Les hausses de taux d'intérêt ont refroidi beaucoup d'acheteurs au cours des derniers mois, mais cela n'empêche par François Rochon de voir beaucoup de potentiel en Bourse pour les entreprises de construction résidentielle. (Photo: 123RF)

BALADO. Les hausses de taux d’intérêt ont refroidi beaucoup d’acheteurs au cours des derniers mois, mais cela n’empêche pas François Rochon, président et gestionnaire de portefeuille chez Giverny Capital, de voir beaucoup de potentiel en Bourse pour les entreprises de construction résidentielle.

Giverny possède entre autres des actions de NVR (NVR, 4 440,13 $ US) qui a passablement reculé cette année.

À son avis, depuis quelques années, le nombre de maisons sur le marché américain est bas et la demande cumulée non satisfaite reste élevée. Le secteur constituerait donc selon lui une occasion d’achat sur faiblesse, car les perspectives à long terme pour l’industrie restent bonnes.
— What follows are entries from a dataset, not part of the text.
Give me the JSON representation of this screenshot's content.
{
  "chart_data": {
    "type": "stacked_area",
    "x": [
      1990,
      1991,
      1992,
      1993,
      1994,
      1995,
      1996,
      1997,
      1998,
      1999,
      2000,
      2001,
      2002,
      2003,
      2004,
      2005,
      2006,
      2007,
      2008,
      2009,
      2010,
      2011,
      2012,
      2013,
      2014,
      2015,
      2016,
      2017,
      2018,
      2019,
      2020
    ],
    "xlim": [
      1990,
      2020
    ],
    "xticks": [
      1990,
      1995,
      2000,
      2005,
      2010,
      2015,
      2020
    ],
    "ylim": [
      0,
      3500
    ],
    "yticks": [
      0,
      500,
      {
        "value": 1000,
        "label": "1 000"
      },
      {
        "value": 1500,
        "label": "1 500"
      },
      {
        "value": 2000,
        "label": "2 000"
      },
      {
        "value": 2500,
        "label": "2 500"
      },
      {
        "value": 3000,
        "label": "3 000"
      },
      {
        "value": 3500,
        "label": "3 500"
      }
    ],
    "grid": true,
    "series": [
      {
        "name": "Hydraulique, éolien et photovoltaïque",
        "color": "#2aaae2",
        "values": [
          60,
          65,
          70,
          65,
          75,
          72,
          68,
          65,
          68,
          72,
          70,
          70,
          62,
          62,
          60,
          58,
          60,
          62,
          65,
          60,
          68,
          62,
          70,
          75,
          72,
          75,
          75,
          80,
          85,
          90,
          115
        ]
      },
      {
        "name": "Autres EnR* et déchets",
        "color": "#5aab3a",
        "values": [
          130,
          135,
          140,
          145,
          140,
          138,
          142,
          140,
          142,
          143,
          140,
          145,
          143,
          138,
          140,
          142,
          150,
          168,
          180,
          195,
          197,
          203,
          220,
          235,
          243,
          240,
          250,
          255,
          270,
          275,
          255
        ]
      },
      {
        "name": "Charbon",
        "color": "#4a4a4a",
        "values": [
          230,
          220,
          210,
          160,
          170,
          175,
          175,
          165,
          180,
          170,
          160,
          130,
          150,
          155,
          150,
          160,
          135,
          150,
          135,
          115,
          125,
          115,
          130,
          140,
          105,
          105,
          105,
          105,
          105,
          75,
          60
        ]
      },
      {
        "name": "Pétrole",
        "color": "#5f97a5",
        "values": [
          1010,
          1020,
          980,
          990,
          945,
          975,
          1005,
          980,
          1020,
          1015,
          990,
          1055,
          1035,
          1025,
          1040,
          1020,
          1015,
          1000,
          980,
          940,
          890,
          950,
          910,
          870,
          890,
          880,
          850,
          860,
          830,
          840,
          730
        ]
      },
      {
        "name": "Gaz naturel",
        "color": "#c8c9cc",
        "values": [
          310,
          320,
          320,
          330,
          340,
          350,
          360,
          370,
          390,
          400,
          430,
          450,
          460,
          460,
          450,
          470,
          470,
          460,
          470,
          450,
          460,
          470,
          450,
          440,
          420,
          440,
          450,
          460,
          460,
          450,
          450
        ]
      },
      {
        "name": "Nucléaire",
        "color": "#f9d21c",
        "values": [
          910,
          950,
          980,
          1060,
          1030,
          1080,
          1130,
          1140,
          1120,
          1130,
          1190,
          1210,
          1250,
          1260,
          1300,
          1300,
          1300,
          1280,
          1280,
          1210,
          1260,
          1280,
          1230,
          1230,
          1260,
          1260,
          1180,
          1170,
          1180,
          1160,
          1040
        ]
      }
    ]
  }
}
François Rochon dit également ne pas considérer les entreprises du secteur de l’énergie malgré leur bonne performance depuis le début de 2022, car il est très difficile de bénéficier d’un avantage concurrentiel lorsque l’on produit du pétrole ou tout autre type de ressource naturelle comme le cuivre ou le zinc.

En regardant le S&P 500, il constate aussi que les dix plus importantes capitalisations boursières de l’indice se négocient à un ratio cours/bénéfices moyen des 12 prochains mois de 24, alors que ce ratio est de 14 en moyenne pour toutes les autres entreprises qui composent l’indice. Un tel écart commande une certaine prudence pour les investisseurs qui songent à investir dans des entreprises comme Apple (AAPL, 174,15 $ US), Microsoft (MSFT, 290,17 $ US) et Amazon (AMZN, 142,30 $ US), bien qu’il s’agisse à son avis de sociétés exceptionnelles.

Dans un environnement où l’inflation est de beaucoup supérieure à la cible de 2% à 3% des grandes banques centrales, il réitère que les investisseurs devraient miser sur des sociétés qui nécessitent peu de capitaux et ont la capacité d’augmenter le prix de leurs produits et services. Et cette capacité s’avère souvent liée à la présence d’un avantage concurrentiel.